The blast of the attack that wounded Um Yousef ripped open her daughter’s stomach, killing her instantly. Her son Yousef was hit in the head with shrapnel and he slowly bled out as they waited for hours for help. As Um Yousef was evacuated by the Iraqi military, her husband stayed behind in Mosul to bury the two children.
“I called him by phone, but he just cries, saying nothing,” she said. Her youngest daughter, just over a year old who lost three of her toes to the blast, played in her lap.
When the operation to retake Mosul was launched in October more than a million people were estimated to still be living inside the city. While Iraqi forces largely evacuated civilians from cities like Ramadi and Fallujah that were retaken from IS last year, in Mosul they told people to stay put.
Since Iraqi forces pushed into Mosul’s city limits in November, the fight has seen relatively high numbers of civilian casualties. In the first week of January the United Nations said 683 people were injured in the city, and at least 817 were wounded during the last week of December.
“You would expect in a conflict like this that the number of civilian casualties would be around 15 percent, a high of 20 percent. What we’re seeing in Mosul is that nearly 50 percent of all casualties are in fact civilians,” Lise Grande, the U.N.’s humanitarian coordinator in Iraq, told reporters at a briefing last week.

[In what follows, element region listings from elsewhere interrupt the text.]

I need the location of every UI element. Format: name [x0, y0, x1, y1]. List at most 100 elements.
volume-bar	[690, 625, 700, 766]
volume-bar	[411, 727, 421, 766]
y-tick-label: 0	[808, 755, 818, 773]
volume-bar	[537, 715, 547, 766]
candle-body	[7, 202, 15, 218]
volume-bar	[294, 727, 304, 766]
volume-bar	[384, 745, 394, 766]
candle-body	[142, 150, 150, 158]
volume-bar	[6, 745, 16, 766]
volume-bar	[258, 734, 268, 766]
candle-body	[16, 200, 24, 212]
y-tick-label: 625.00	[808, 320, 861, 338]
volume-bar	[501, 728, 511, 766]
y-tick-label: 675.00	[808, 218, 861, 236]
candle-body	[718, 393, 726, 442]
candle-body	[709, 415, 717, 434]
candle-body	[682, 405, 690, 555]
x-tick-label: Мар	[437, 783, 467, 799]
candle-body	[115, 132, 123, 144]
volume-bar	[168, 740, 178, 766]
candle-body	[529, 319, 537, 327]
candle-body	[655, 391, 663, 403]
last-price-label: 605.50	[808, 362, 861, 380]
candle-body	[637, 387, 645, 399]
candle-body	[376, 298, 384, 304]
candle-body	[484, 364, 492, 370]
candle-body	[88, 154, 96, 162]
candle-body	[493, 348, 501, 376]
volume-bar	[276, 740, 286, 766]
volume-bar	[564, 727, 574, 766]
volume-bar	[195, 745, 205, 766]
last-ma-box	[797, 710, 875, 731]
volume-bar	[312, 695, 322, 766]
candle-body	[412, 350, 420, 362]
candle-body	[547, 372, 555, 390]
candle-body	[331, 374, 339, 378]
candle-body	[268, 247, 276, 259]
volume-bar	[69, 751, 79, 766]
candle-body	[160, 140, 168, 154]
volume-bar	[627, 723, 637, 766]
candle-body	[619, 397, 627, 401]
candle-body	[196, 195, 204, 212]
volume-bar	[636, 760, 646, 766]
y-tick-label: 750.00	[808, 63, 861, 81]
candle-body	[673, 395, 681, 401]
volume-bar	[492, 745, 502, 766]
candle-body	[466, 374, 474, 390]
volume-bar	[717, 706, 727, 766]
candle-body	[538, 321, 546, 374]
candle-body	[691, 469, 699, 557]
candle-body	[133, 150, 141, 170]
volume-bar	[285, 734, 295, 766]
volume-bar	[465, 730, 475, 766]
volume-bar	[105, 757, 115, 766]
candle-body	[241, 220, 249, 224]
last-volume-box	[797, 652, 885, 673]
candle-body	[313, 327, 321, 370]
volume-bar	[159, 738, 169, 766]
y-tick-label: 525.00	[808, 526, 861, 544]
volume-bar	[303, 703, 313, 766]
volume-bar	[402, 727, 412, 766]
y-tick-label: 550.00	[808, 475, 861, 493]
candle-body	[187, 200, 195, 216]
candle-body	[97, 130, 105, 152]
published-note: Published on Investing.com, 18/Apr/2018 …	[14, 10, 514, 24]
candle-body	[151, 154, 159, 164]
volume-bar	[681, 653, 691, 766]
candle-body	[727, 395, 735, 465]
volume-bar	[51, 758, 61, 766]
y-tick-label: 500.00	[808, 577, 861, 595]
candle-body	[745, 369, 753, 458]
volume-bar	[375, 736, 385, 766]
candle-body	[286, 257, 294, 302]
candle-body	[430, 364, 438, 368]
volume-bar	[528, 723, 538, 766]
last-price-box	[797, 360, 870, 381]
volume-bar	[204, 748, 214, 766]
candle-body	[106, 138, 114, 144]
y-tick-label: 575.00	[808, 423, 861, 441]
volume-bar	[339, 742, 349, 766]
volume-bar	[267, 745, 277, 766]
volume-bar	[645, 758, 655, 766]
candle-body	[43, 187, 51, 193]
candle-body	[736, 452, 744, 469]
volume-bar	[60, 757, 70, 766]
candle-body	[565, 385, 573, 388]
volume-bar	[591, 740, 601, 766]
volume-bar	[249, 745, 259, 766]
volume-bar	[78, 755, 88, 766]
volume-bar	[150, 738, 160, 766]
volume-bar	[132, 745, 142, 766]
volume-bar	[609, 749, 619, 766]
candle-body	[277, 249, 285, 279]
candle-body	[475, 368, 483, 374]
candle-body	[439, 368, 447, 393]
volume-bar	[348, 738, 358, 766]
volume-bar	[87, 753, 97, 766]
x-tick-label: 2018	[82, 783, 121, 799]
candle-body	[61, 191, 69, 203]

“It’s clear that this is because of direct targeting by combatants,” she said, explaining that IS fighters are targeting civilians as they try to flee militant-held parts of the city.
Aid groups opened two new hospitals closer to Mosul this month in an effort to see more civilians faster, but West Irbil Emergency Hospital still receives dozens of injured civilians from Mosul every day and is still operating above capacity, said the hospital’s administrator, Dr. Lawand Meran.
“We are running out of everything, clean gauze, hospital gowns, even simple saline solution,” said Hazhen Mama, a surgeon.